In 2017 the Banyuwangi District Government became more aggressive in promoting tourism management, especially those in the village, given the increasing number of tourists visiting Banyuwangi. One responsive village, namely the village located in Banyuwangi Regency, is the Osing Kemiren Traditional Village. The purpose of this study is to describe and analyze the implementation of the Osing Traditional Village Kemiren in developing tourism potential in the Kemiren Village, Glagah Sub-District, Banyuwangi Regency.
This research uses descriptive research with a qualitative approach. The focus of this research is the implementation of the Osing Traditional Village in developing tourism potential In Kemiren Village, Glagah Subdistrict, Banyuwangi Regency which was reviewed based on the Bottom Up implementation theory according to Elmore, Lipsky, Hjern & David O'Porter (in Tahir 2011:136), namely identification of network actors involved public policy that encourages people to work on their own implementation of the policy or still involve government officials at the lower levels, policies that are made in accordance with the expectations of the targeted public wishes, direct community initiatives or through non-governmental organizations. Data collection techniques through observation, interviews, and documentation.

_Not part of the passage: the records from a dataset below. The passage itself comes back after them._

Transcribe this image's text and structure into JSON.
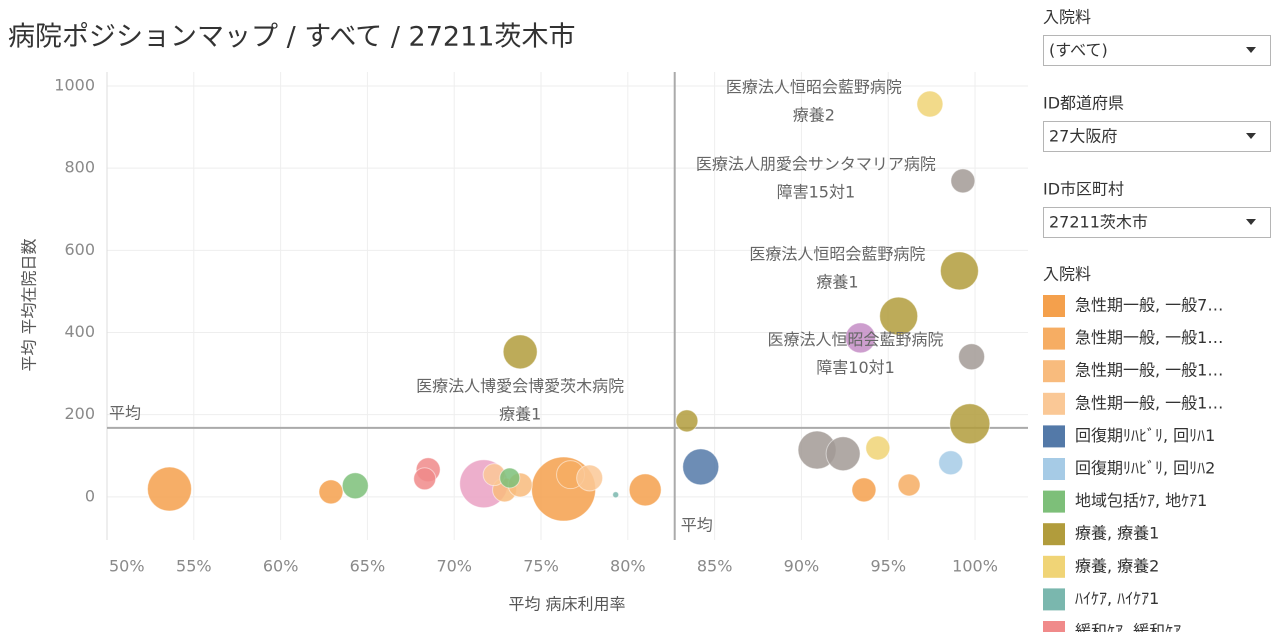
{
  "chart_data": {
    "type": "bubble",
    "title": "病院ポジションマップ / すべて / 27211茨木市",
    "x_label": "平均 病床利用率",
    "y_label": "平均 平均在院日数",
    "xlim": [
      50,
      103.05
    ],
    "ylim": [
      -105,
      1034
    ],
    "xticks": [
      {
        "value": 50,
        "label": "50%"
      },
      {
        "value": 55,
        "label": "55%"
      },
      {
        "value": 60,
        "label": "60%"
      },
      {
        "value": 65,
        "label": "65%"
      },
      {
        "value": 70,
        "label": "70%"
      },
      {
        "value": 75,
        "label": "75%"
      },
      {
        "value": 80,
        "label": "80%"
      },
      {
        "value": 85,
        "label": "85%"
      },
      {
        "value": 90,
        "label": "90%"
      },
      {
        "value": 95,
        "label": "95%"
      },
      {
        "value": 100,
        "label": "100%"
      }
    ],
    "yticks": [
      0,
      200,
      400,
      600,
      800,
      1000
    ],
    "grid": true,
    "reference_lines": [
      {
        "axis": "x",
        "value": 82.7,
        "label": "平均"
      },
      {
        "axis": "y",
        "value": 168,
        "label": "平均"
      }
    ],
    "legend_title": "入院料",
    "series": [
      {
        "color": "#eaa1c3",
        "x": [
          71.7
        ],
        "values": [
          32
        ],
        "sizes": [
          576
        ]
      },
      {
        "color": "#a29a95",
        "x": [
          90.9,
          92.4,
          99.3,
          99.8
        ],
        "values": [
          114,
          105,
          769,
          341
        ],
        "sizes": [
          361,
          289,
          144,
          169
        ],
        "labels": [
          null,
          null,
          [
            "医療法人朋愛会サンタマリア病院",
            "障害15対1"
          ],
          [
            "医療法人恒昭会藍野病院",
            "障害10対1"
          ]
        ]
      },
      {
        "color": "#c48dc6",
        "x": [
          93.4
        ],
        "values": [
          387
        ],
        "sizes": [
          225
        ]
      },
      {
        "name": "急性期一般, 一般7…",
        "color": "#f4a04c",
        "x": [
          53.6,
          62.9,
          76.3,
          81.0,
          93.6
        ],
        "values": [
          19,
          12,
          19,
          17,
          17
        ],
        "sizes": [
          484,
          144,
          1024,
          256,
          144
        ]
      },
      {
        "name": "急性期一般, 一般1…",
        "color": "#f6ad63",
        "x": [
          76.7,
          96.2
        ],
        "values": [
          54,
          29
        ],
        "sizes": [
          196,
          121
        ]
      },
      {
        "name": "急性期一般, 一般1…",
        "color": "#f8bb7d",
        "x": [
          72.9,
          73.8
        ],
        "values": [
          17,
          29
        ],
        "sizes": [
          144,
          144
        ]
      },
      {
        "name": "急性期一般, 一般1…",
        "color": "#fac896",
        "x": [
          72.3,
          77.8
        ],
        "values": [
          54,
          46
        ],
        "sizes": [
          121,
          169
        ]
      },
      {
        "name": "回復期ﾘﾊﾋﾞﾘ, 回ﾘﾊ1",
        "color": "#5379a8",
        "x": [
          84.2
        ],
        "values": [
          73
        ],
        "sizes": [
          324
        ]
      },
      {
        "name": "回復期ﾘﾊﾋﾞﾘ, 回ﾘﾊ2",
        "color": "#a6cbe6",
        "x": [
          98.6
        ],
        "values": [
          83
        ],
        "sizes": [
          144
        ]
      },
      {
        "name": "地域包括ｹｱ, 地ｹｱ1",
        "color": "#7dbf79",
        "x": [
          64.3,
          73.2
        ],
        "values": [
          27,
          46
        ],
        "sizes": [
          169,
          100
        ]
      },
      {
        "name": "療養, 療養1",
        "color": "#b19c3c",
        "x": [
          73.8,
          83.4,
          95.6,
          99.1,
          99.7
        ],
        "values": [
          353,
          185,
          440,
          550,
          178
        ],
        "sizes": [
          289,
          121,
          361,
          361,
          400
        ],
        "labels": [
          [
            "医療法人博愛会博愛茨木病院",
            "療養1"
          ],
          null,
          null,
          [
            "医療法人恒昭会藍野病院",
            "療養1"
          ],
          null
        ]
      },
      {
        "name": "療養, 療養2",
        "color": "#f0d476",
        "x": [
          94.4,
          97.4
        ],
        "values": [
          119,
          956
        ],
        "sizes": [
          144,
          169
        ],
        "labels": [
          null,
          [
            "医療法人恒昭会藍野病院",
            "療養2"
          ]
        ]
      },
      {
        "name": "ﾊｲｹｱ, ﾊｲｹｱ1",
        "color": "#7ab7ae",
        "x": [
          79.3
        ],
        "values": [
          5
        ],
        "sizes": [
          9
        ]
      },
      {
        "name": "緩和ｹｱ, 緩和ｹｱ",
        "color": "#f08a8a",
        "x": [
          68.5,
          68.3
        ],
        "values": [
          66,
          44
        ],
        "sizes": [
          144,
          121
        ]
      }
    ]
  },
  "filters": [
    {
      "label": "入院料",
      "value": "(すべて)"
    },
    {
      "label": "ID都道府県",
      "value": "27大阪府"
    },
    {
      "label": "ID市区町村",
      "value": "27211茨木市"
    }
  ]
}
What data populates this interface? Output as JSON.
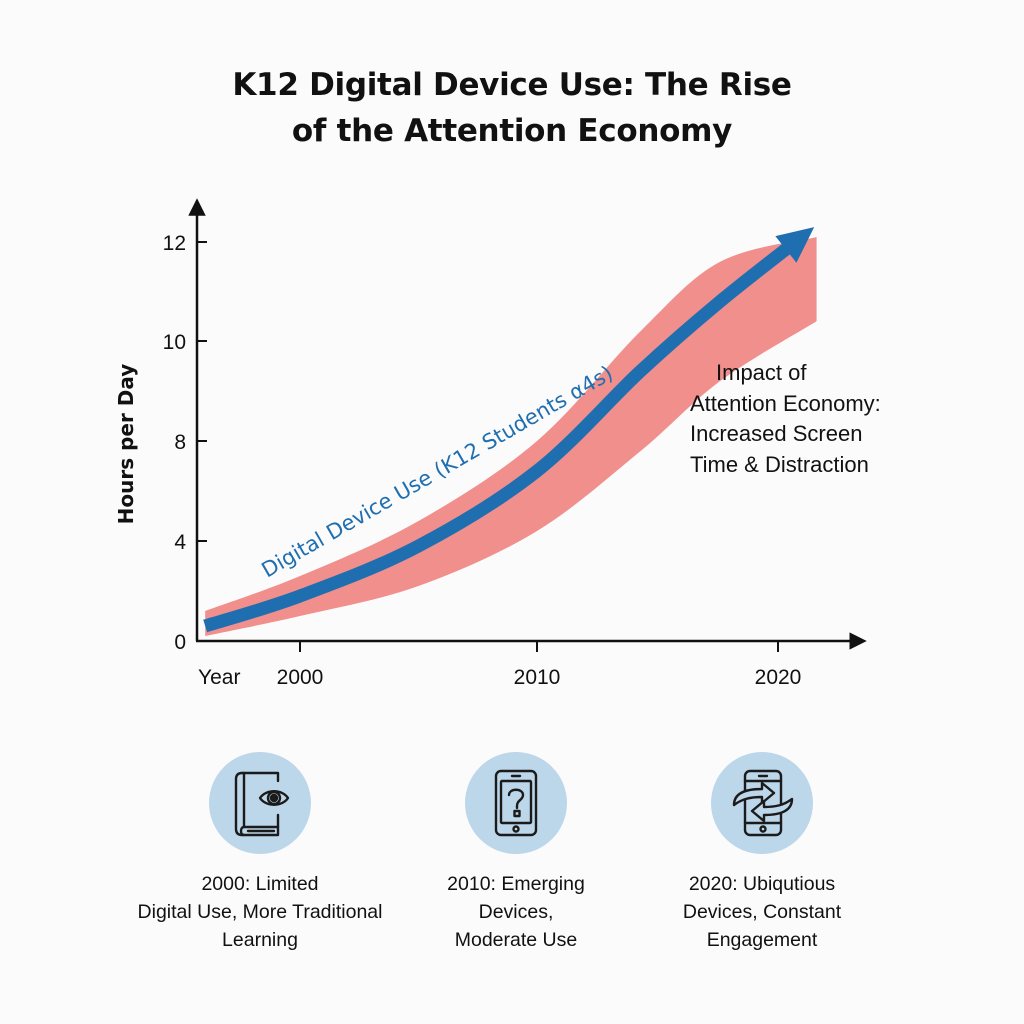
{
  "title": {
    "line1": "K12 Digital Device Use: The Rise",
    "line2": "of the Attention Economy"
  },
  "annotation": {
    "lines": [
      "Impact of",
      "Attention Economy:",
      "Increased Screen",
      "Time & Distraction"
    ]
  },
  "milestones": [
    {
      "icon": "book-eye-icon",
      "lines": [
        "2000: Limited",
        "Digital Use, More Traditional",
        "Learning"
      ]
    },
    {
      "icon": "tablet-question-icon",
      "lines": [
        "2010: Emerging",
        "Devices,",
        "Moderate Use"
      ]
    },
    {
      "icon": "phone-exchange-icon",
      "lines": [
        "2020: Ubiqutious",
        "Devices, Constant",
        "Engagement"
      ]
    }
  ],
  "colors": {
    "line": "#1f6fb0",
    "band": "#f08f8c",
    "badge": "#bcd6ea",
    "axis": "#111111"
  },
  "chart_data": {
    "type": "line",
    "title": "K12 Digital Device Use: The Rise of the Attention Economy",
    "xlabel": "Year",
    "ylabel": "Hours per Day",
    "x_ticks": [
      2000,
      2010,
      2020
    ],
    "y_ticks": [
      0,
      4,
      8,
      10,
      12
    ],
    "xlim": [
      1996,
      2023
    ],
    "ylim": [
      0,
      13
    ],
    "grid": false,
    "series": [
      {
        "name": "Digital Device Use (K12 Students α4s)",
        "label": "Digital Device Use (K12 Students α4s)",
        "x": [
          1996,
          2000,
          2005,
          2010,
          2014.3,
          2017.6,
          2021.5
        ],
        "y": [
          0.6,
          1.8,
          3.8,
          6.8,
          9.4,
          10.8,
          12.3
        ]
      }
    ],
    "band": {
      "name": "Impact of Attention Economy",
      "x": [
        1996,
        2000,
        2005,
        2010,
        2014.3,
        2017.6,
        2021.6
      ],
      "upper": [
        1.2,
        2.6,
        4.8,
        8.0,
        10.2,
        11.6,
        12.1
      ],
      "lower": [
        0.2,
        1.0,
        2.2,
        4.4,
        7.6,
        9.2,
        10.4
      ]
    },
    "annotations": [
      "Impact of Attention Economy: Increased Screen Time & Distraction"
    ]
  }
}
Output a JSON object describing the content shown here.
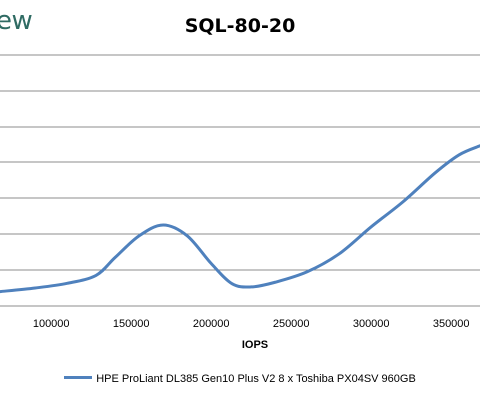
{
  "brand": {
    "text": "ew"
  },
  "chart_data": {
    "type": "line",
    "title": "SQL-80-20",
    "xlabel": "IOPS",
    "ylabel": "",
    "x_ticks": [
      "100000",
      "150000",
      "200000",
      "250000",
      "300000",
      "350000"
    ],
    "xlim": [
      68000,
      368000
    ],
    "grid": true,
    "legend_position": "bottom",
    "series": [
      {
        "name": "HPE ProLiant DL385 Gen10 Plus V2 8 x Toshiba PX04SV 960GB",
        "color": "#4f81bd",
        "points": [
          [
            68000,
            0.4
          ],
          [
            90000,
            0.5
          ],
          [
            110000,
            0.63
          ],
          [
            128000,
            0.85
          ],
          [
            140000,
            1.35
          ],
          [
            155000,
            1.95
          ],
          [
            170000,
            2.25
          ],
          [
            185000,
            1.95
          ],
          [
            200000,
            1.18
          ],
          [
            213000,
            0.62
          ],
          [
            225000,
            0.53
          ],
          [
            240000,
            0.66
          ],
          [
            260000,
            0.95
          ],
          [
            280000,
            1.45
          ],
          [
            300000,
            2.2
          ],
          [
            320000,
            2.9
          ],
          [
            340000,
            3.7
          ],
          [
            355000,
            4.2
          ],
          [
            368000,
            4.45
          ]
        ]
      }
    ]
  }
}
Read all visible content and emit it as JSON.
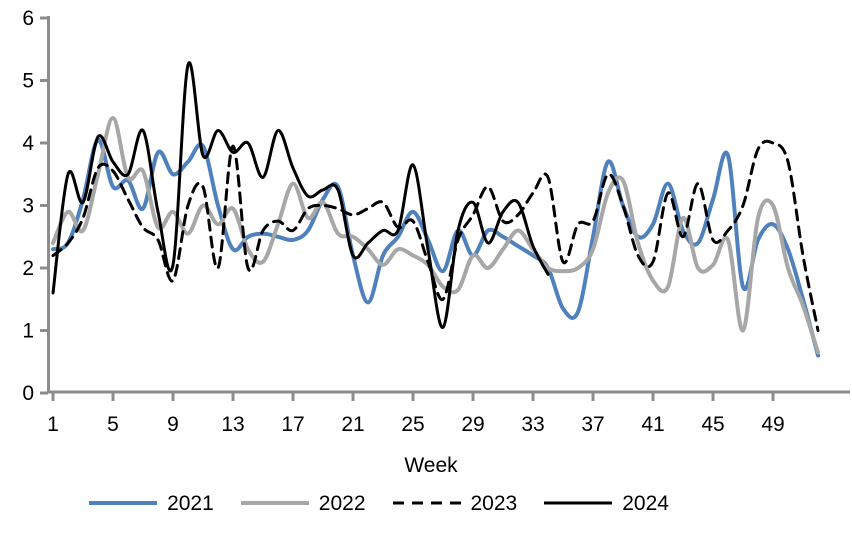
{
  "chart_data": {
    "type": "line",
    "title": "",
    "xlabel": "Week",
    "ylabel": "",
    "xlim": [
      1,
      52
    ],
    "ylim": [
      0,
      6
    ],
    "x_ticks": [
      1,
      5,
      9,
      13,
      17,
      21,
      25,
      29,
      33,
      37,
      41,
      45,
      49
    ],
    "y_ticks": [
      0,
      1,
      2,
      3,
      4,
      5,
      6
    ],
    "grid": false,
    "smooth_lines": true,
    "legend_position": "bottom",
    "axis_color": "#8C8C8C",
    "weeks": [
      1,
      2,
      3,
      4,
      5,
      6,
      7,
      8,
      9,
      10,
      11,
      12,
      13,
      14,
      15,
      16,
      17,
      18,
      19,
      20,
      21,
      22,
      23,
      24,
      25,
      26,
      27,
      28,
      29,
      30,
      31,
      32,
      33,
      34,
      35,
      36,
      37,
      38,
      39,
      40,
      41,
      42,
      43,
      44,
      45,
      46,
      47,
      48,
      49,
      50,
      51,
      52
    ],
    "series": [
      {
        "name": "2021",
        "color": "#4F81BD",
        "style": "solid",
        "width": 4,
        "values": [
          2.3,
          2.4,
          3.1,
          4.05,
          3.3,
          3.4,
          2.95,
          3.85,
          3.5,
          3.7,
          3.95,
          3.0,
          2.3,
          2.5,
          2.55,
          2.5,
          2.45,
          2.6,
          3.1,
          3.3,
          2.2,
          1.45,
          2.2,
          2.5,
          2.9,
          2.45,
          1.95,
          2.6,
          2.2,
          2.6,
          2.5,
          2.35,
          2.2,
          2.0,
          1.35,
          1.3,
          2.5,
          3.7,
          3.0,
          2.5,
          2.7,
          3.35,
          2.6,
          2.4,
          3.1,
          3.8,
          1.7,
          2.45,
          2.7,
          2.3,
          1.5,
          0.6
        ]
      },
      {
        "name": "2022",
        "color": "#A7A7A7",
        "style": "solid",
        "width": 4,
        "values": [
          2.4,
          2.9,
          2.6,
          3.5,
          4.4,
          3.45,
          3.55,
          2.65,
          2.9,
          2.55,
          3.0,
          2.7,
          2.95,
          2.3,
          2.1,
          2.7,
          3.35,
          2.8,
          3.05,
          2.55,
          2.5,
          2.3,
          2.05,
          2.3,
          2.2,
          2.05,
          1.7,
          1.65,
          2.2,
          2.0,
          2.3,
          2.6,
          2.3,
          2.0,
          1.95,
          2.0,
          2.3,
          3.2,
          3.4,
          2.4,
          1.8,
          1.7,
          2.8,
          2.0,
          2.05,
          2.45,
          1.0,
          2.8,
          3.0,
          2.0,
          1.4,
          0.65
        ]
      },
      {
        "name": "2023",
        "color": "#000000",
        "style": "dashed",
        "width": 3,
        "values": [
          2.2,
          2.4,
          2.8,
          3.6,
          3.55,
          3.1,
          2.65,
          2.45,
          1.8,
          3.0,
          3.3,
          2.0,
          3.95,
          2.0,
          2.6,
          2.75,
          2.6,
          2.95,
          3.0,
          2.95,
          2.85,
          2.95,
          3.05,
          2.65,
          2.75,
          2.1,
          1.5,
          2.45,
          2.85,
          3.3,
          2.75,
          2.85,
          3.2,
          3.45,
          2.1,
          2.7,
          2.75,
          3.5,
          3.0,
          2.2,
          2.1,
          3.2,
          2.5,
          3.35,
          2.45,
          2.6,
          3.0,
          3.9,
          4.0,
          3.7,
          2.2,
          1.0
        ]
      },
      {
        "name": "2024",
        "color": "#000000",
        "style": "solid",
        "width": 3,
        "values": [
          1.6,
          3.5,
          3.05,
          4.1,
          3.7,
          3.5,
          4.2,
          2.9,
          2.05,
          5.25,
          3.8,
          4.2,
          3.85,
          4.0,
          3.45,
          4.2,
          3.6,
          3.15,
          3.25,
          3.25,
          2.2,
          2.4,
          2.6,
          2.6,
          3.65,
          2.3,
          1.05,
          2.6,
          3.05,
          2.4,
          2.9,
          3.05,
          2.35,
          1.9
        ]
      }
    ]
  }
}
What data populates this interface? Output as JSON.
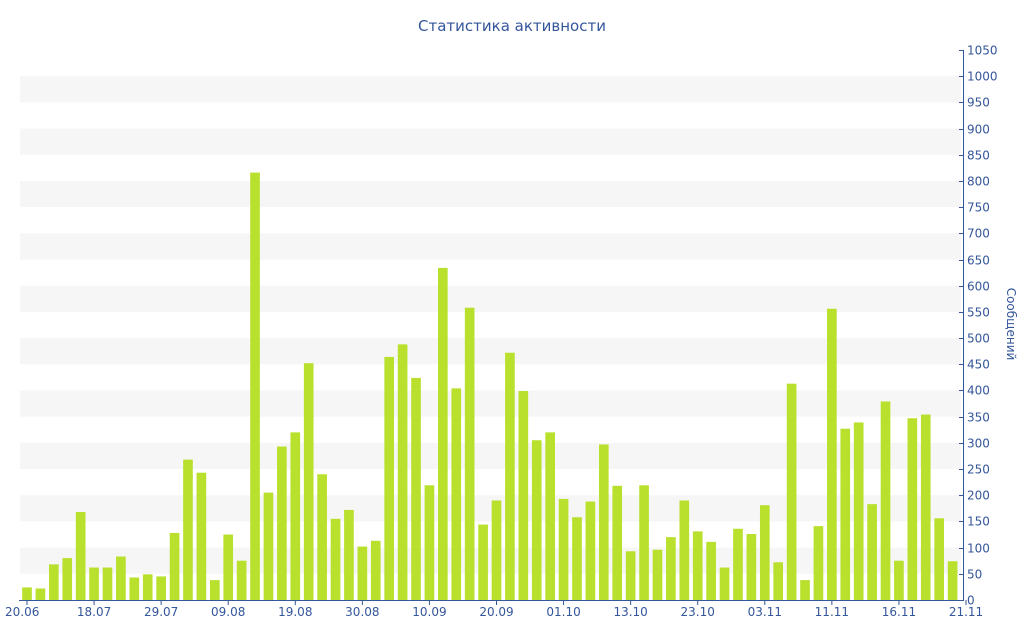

The results showed that the implementation of the Kemiren Osing Customary Village had been carried out with a network of actors involved, namely the Chairperson of POKDARWIS, Deputy Chairperson of POKDARWIS, Secretary of POKDARWIS, Treasurer of POKDARWIS, and POKDARWIS members. The type of public policy that encourages people to work on their own implementation of the policy is indicated by business activities carried out by managers and the community. But in its management there are still obstacles such as lack of managerial human resources, lack of supporting facilities and infrastructure for tourist needs, and the absence of an information board about tourism resources owned by Kemiren Village. The policy was made in accordance with the expectations of the target public, the establishment of the Kemiren Osing Customary Village was a desire with the village government and the Kemiren Village community. In addition, the implementation has carried out various efforts to achieve several objectives in developing the Osing Kemiren Customary Village which is in line with the expectations of the target Kemiren Village community. But from some of these objectives, there is more hope from the Kemiren community where they want the Kemiren Village to become a complete Osing Customary Village, unlike what is now the Osing Indigenous Tourism Village. The initiative of the Kemiren Village community is directly carried out in the management of the Kemingen Osing Customary Village which can be seen from the involvement of a network of actors involved in preparation, implementation and supervision.
The suggestion put forward was that the Kemiren Village Government together with POKDARWIS pioneered the creation of the Kemiren Village data center, which contained information and documentation on the richness of art, tradition and culture of Osing as a form of cultural conservation and special tourist attraction for education. Because in real terms the visitors who visit the Kemiren Village the most are tourists who want to learn about the culture of Osing. Regarding POKDARWIS facilities and infrastructure Kencana should be responsive to complement the shortcomings that are used as support for the needs of tourists. And the Kemiren Village Government should create a Kemiren image branding strengthening program as a true Osing Village, not as a traditional osing tourist village.
Keywords: Implementation, Policy, Customary Village.